È la mattina del Sabato Santo, “a matina ri misteri”, i Consoli riorganizzano la propria Processione come fosse una seconda uscita, e si riparte affrontando Corso Vittorio Emanuele e dirigendosi verso la Chiesa Anime Sante del Purgatorio.

Durante il percorso alcuni gruppi effettuano la girata verso la propria sede, la sede che rappresenta il Gruppo: è un momento carico di emozione, è lì che tutti si guardano e in quegli occhi è come se passasse un intero anno,anno trascorso tra quelle mura, in cui si è lavorato, si è organizzato e si attendeva u “Vennari Santo”, e quegli occhi senza parole vogliono dire, è “arrivato il momento e ce l’abbiamo fatta”.

Si procede a questo punto verso “a Chiesa ri misteri”, ci si avvia alla conclusione di un’altra edizione, passo dopo passo si arriva nuovamente a quella piccola piazzetta che 24 ore prima aveva segnato l’inizio.

La banda inizia a suonare “a marcia da trasuta”(la marcia dell’entrata),colpo di ciaccola e i consoli alzano in spalla il gruppo per accompagnarlo al posto che lo custodirà per l’intero anno.

Gli occhi sono lucidi, le mani sotto le aste s’intrecciano a darsi forza a vicenda, in quel momento non ci sono più parole,ma solo note di Passione, e si avanza sempre di più verso la soglia di quel portone, anzi, “DEL PORTONE”. Si arriva proprio lì davanti e sembra quasi che si voglia godere degli ultimi istanti, si continua ad annacare sempre più motivati ed emozionati: la soglia è stata superata ed il Gruppo ormai è in Chiesa sulle spalle di Consoli e portatori uniti ad attendere l’ultimo suono di “ciaccola”.

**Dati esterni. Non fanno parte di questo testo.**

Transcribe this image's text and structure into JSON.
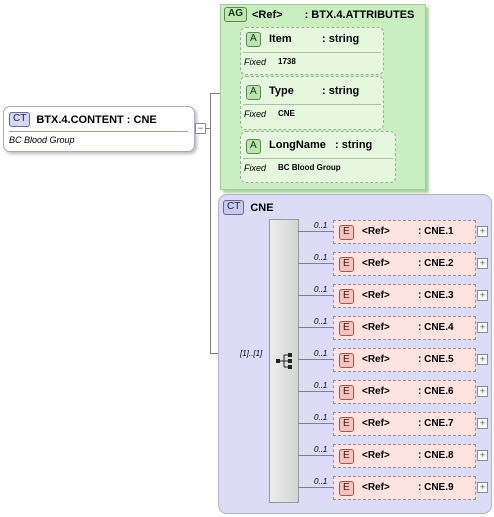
{
  "root": {
    "badge": "CT",
    "title": "BTX.4.CONTENT : CNE",
    "description": "BC Blood Group",
    "toggle": "−"
  },
  "attribute_group": {
    "badge": "AG",
    "ref": "<Ref>",
    "name": ": BTX.4.ATTRIBUTES",
    "attributes": [
      {
        "badge": "A",
        "name": "Item",
        "type": ": string",
        "fixed_label": "Fixed",
        "fixed_value": "1738"
      },
      {
        "badge": "A",
        "name": "Type",
        "type": ": string",
        "fixed_label": "Fixed",
        "fixed_value": "CNE"
      },
      {
        "badge": "A",
        "name": "LongName",
        "type": ": string",
        "fixed_label": "Fixed",
        "fixed_value": "BC Blood Group"
      }
    ]
  },
  "cne": {
    "badge": "CT",
    "title": "CNE",
    "sequence_occurrence": "[1]..[1]",
    "elements": [
      {
        "occ": "0..1",
        "badge": "E",
        "ref": "<Ref>",
        "name": ": CNE.1",
        "toggle": "+"
      },
      {
        "occ": "0..1",
        "badge": "E",
        "ref": "<Ref>",
        "name": ": CNE.2",
        "toggle": "+"
      },
      {
        "occ": "0..1",
        "badge": "E",
        "ref": "<Ref>",
        "name": ": CNE.3",
        "toggle": "+"
      },
      {
        "occ": "0..1",
        "badge": "E",
        "ref": "<Ref>",
        "name": ": CNE.4",
        "toggle": "+"
      },
      {
        "occ": "0..1",
        "badge": "E",
        "ref": "<Ref>",
        "name": ": CNE.5",
        "toggle": "+"
      },
      {
        "occ": "0..1",
        "badge": "E",
        "ref": "<Ref>",
        "name": ": CNE.6",
        "toggle": "+"
      },
      {
        "occ": "0..1",
        "badge": "E",
        "ref": "<Ref>",
        "name": ": CNE.7",
        "toggle": "+"
      },
      {
        "occ": "0..1",
        "badge": "E",
        "ref": "<Ref>",
        "name": ": CNE.8",
        "toggle": "+"
      },
      {
        "occ": "0..1",
        "badge": "E",
        "ref": "<Ref>",
        "name": ": CNE.9",
        "toggle": "+"
      }
    ]
  }
}
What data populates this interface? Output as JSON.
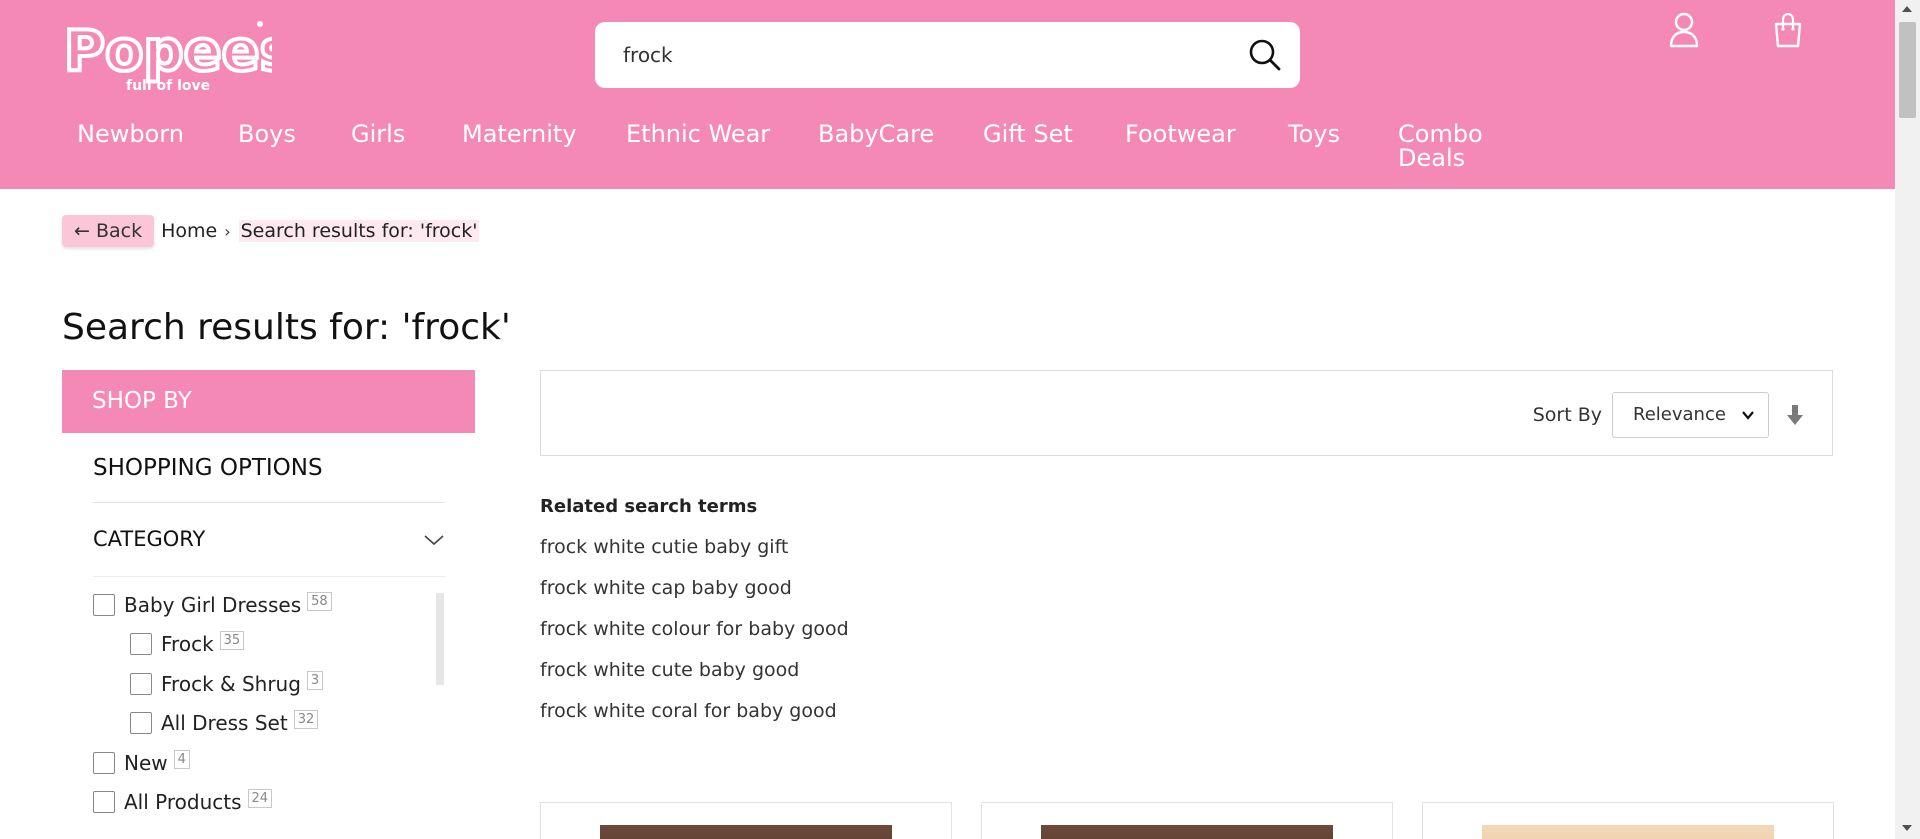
{
  "header": {
    "logo_text": "Popees",
    "logo_tagline": "full of love",
    "search_value": "frock",
    "icons": [
      "search-icon",
      "user-icon",
      "shopping-bag-icon"
    ]
  },
  "nav": [
    "Newborn",
    "Boys",
    "Girls",
    "Maternity",
    "Ethnic Wear",
    "BabyCare",
    "Gift Set",
    "Footwear",
    "Toys",
    "Combo Deals"
  ],
  "breadcrumb": {
    "back": "← Back",
    "home": "Home",
    "current": "Search results for: 'frock'"
  },
  "page_title": "Search results for: 'frock'",
  "sidebar": {
    "shop_by": "SHOP BY",
    "shopping_options": "SHOPPING OPTIONS",
    "category": "CATEGORY",
    "filters": [
      {
        "label": "Baby Girl Dresses",
        "count": "58"
      },
      {
        "label": "Frock",
        "count": "35"
      },
      {
        "label": "Frock & Shrug",
        "count": "3"
      },
      {
        "label": "All Dress Set",
        "count": "32"
      },
      {
        "label": "New",
        "count": "4"
      },
      {
        "label": "All Products",
        "count": "24"
      }
    ]
  },
  "toolbar": {
    "sort_label": "Sort By",
    "sort_value": "Relevance"
  },
  "related": {
    "title": "Related search terms",
    "terms": [
      "frock white cutie baby gift",
      "frock white cap baby good",
      "frock white colour for baby good",
      "frock white cute baby good",
      "frock white coral for baby good"
    ]
  },
  "colors": {
    "brand_pink": "#f589b6",
    "back_button": "#fbc6d7"
  }
}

Quel suono arriva, il gruppo è poggiato a terra ed è allora che i Consoli e tutti i devoti si stringono in un abbraccio liberatorio e le lacrime cariche di emozione sono impossibili da trattenere.

Tutto finisce, ma per i Consoli e per chi ama quel Gruppo e la Processione dei Misteri è solo l’inizio del conto alla rovescia dei giorni, le ore ed i minuti in attesa di una nuova edizione dove  si è nuovamente pronti a lavorare per fare sempre di più e meglio per quell’amato “magico momento”.